- Developer: Ken Silverman
- Publisher: Epic MegaGames
- Designer: Ken Silverman
- Platform: MS-DOS
- Release: NA: January 1, 1993;
- Genre: First-person shooter
- Mode: Single-player

= Ken's Labyrinth =

1993 video game

Ken's Labyrinth is a first-person shooter for MS-DOS published in 1993 by Epic MegaGames. It was programmed by Ken Silverman, who later designed the Build engine used for rendering in 3D Realms's Duke Nukem 3D (1996). Ken's Labyrinth consists of three episodes, the first of which was released as shareware. An earlier version was self-published by Silverman. In the game, the player assumes the role of a faceless person trying to rescue their dog, Sparky, from a labyrinth.

==Technology==
Ken's Labyrinth is graphically similar to id Software's Wolfenstein 3D in that the levels were designed using a grid-based plane, resulting in perpendicular walls and textureless floors and ceilings. Arguably its most astounding feature was the existence of interactive sprites and textures, like slot and vending machines. This move towards engines allowing greater interactivity was later elaborated upon by Silverman's Build engine.

Ken's Labyrinth was released as freeware on November 16, 1999. Several different versions were released and are available for download from the official website. The source code followed on July 1, 2001.

==Game versions==
The first version is known as Walken, the version which Ken Silverman sent to companies for evaluation. This was the first version created, and therefore it had very few features.
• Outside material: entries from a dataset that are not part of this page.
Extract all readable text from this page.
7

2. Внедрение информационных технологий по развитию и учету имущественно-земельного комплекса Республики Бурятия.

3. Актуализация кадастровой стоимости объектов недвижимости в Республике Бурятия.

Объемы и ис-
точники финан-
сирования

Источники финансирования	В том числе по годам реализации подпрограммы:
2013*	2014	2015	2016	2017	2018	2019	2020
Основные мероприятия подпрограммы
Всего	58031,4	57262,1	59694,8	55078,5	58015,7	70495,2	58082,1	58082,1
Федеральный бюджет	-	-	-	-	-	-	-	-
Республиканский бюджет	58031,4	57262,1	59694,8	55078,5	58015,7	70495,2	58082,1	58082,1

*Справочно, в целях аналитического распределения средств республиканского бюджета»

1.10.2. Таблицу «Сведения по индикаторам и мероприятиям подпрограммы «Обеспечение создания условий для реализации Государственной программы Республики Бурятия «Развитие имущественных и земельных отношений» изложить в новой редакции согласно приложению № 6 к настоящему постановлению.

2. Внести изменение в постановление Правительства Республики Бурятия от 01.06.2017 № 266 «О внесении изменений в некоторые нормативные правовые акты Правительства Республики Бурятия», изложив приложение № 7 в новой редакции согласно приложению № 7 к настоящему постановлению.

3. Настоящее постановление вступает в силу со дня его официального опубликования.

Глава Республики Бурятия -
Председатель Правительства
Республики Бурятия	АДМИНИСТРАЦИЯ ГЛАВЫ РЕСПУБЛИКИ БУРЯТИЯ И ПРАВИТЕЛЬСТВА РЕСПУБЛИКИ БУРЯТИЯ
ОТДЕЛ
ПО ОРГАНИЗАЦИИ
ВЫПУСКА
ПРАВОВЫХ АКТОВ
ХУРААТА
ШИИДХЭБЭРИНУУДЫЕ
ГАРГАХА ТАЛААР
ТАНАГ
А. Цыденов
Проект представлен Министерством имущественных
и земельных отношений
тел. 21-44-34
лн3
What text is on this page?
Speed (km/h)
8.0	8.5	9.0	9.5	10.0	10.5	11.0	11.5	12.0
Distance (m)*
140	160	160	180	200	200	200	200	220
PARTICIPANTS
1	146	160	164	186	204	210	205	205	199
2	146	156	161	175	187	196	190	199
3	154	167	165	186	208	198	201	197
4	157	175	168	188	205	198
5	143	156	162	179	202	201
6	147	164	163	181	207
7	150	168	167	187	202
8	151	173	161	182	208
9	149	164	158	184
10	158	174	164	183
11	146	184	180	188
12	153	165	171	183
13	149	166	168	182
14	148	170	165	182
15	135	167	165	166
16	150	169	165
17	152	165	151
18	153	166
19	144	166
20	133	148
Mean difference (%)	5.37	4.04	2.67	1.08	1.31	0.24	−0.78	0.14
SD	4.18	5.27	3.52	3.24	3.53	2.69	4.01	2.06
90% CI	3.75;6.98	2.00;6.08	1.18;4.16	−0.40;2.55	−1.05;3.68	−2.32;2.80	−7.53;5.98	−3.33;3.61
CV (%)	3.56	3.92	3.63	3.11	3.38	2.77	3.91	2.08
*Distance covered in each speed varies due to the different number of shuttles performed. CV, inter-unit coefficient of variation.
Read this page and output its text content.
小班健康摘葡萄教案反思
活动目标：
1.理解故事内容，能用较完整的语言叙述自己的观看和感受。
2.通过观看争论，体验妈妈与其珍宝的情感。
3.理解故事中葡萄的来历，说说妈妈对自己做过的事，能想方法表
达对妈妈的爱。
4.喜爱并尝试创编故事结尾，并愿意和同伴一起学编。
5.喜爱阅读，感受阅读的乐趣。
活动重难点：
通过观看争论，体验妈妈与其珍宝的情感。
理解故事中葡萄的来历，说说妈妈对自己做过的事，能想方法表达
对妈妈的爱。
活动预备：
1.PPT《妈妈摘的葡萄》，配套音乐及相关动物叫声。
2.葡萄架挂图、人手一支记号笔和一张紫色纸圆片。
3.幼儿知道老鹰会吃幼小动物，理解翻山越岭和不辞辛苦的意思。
There was almost no interactivity, and the code was mostly a test.

The first version to be released was a modified version of Walken called Ken's Labyrinth. Many changes were made, including interactivity, an early money system and music. It was sold by Ken directly, using the Advanced Systems company name, a company that Ken's older brother Alan Silverman was involved with.

Following that was version 1.1, which featured 27 levels and an alternate final boss. New enemies, textures and music were added, as well as a money system with which the player could locate money and use it to purchase a random item from a vending machine. Slot machines were also implemented. The game was then submitted to fifteen different software companies, including Silverman's later employer Apogee Software, which appreciated the engine but requested considerable changes to the game.

Released in March 1993 by Epic MegaGames, the final version (2.01) featured 30 levels, and many new features that older versions of the game lacked, such as the ability to choose the item purchased from the vending machines, a difficulty option (on "easy" mode, or "Don't touch me", enemies do not use melee attacks, while on "hard" mode, or "Ouch!" they charge into the player and cause damage), an episode select, and also new enemies, textures and music with additional artwork made by Misko Iho of Future Crew. Silverman later said that Mark Rein of Epic MegaGames added the part of the story involving Sparky.

A Ken's Labyrinth port to modern operating systems such as Windows and Linux using Simple DirectMedia Layer called LAB3D/SDL was created by Jan Lönnberg and released in 2002. A version of the port which includes new higher resolution textures and later adapted for SDL 2 was also created by Katie Stafford. A fork of that version also exists supporting Nintendo Switch. A modern level editor for the game by Kai E. Froland has also been produced, called KKIT/SDL.

==Reception==
The game was reviewed in 1993 in Dragon #199 by Sandy Petersen in the "Eye of the Monitor" column. Petersen gave the game 2 out of 5 stars.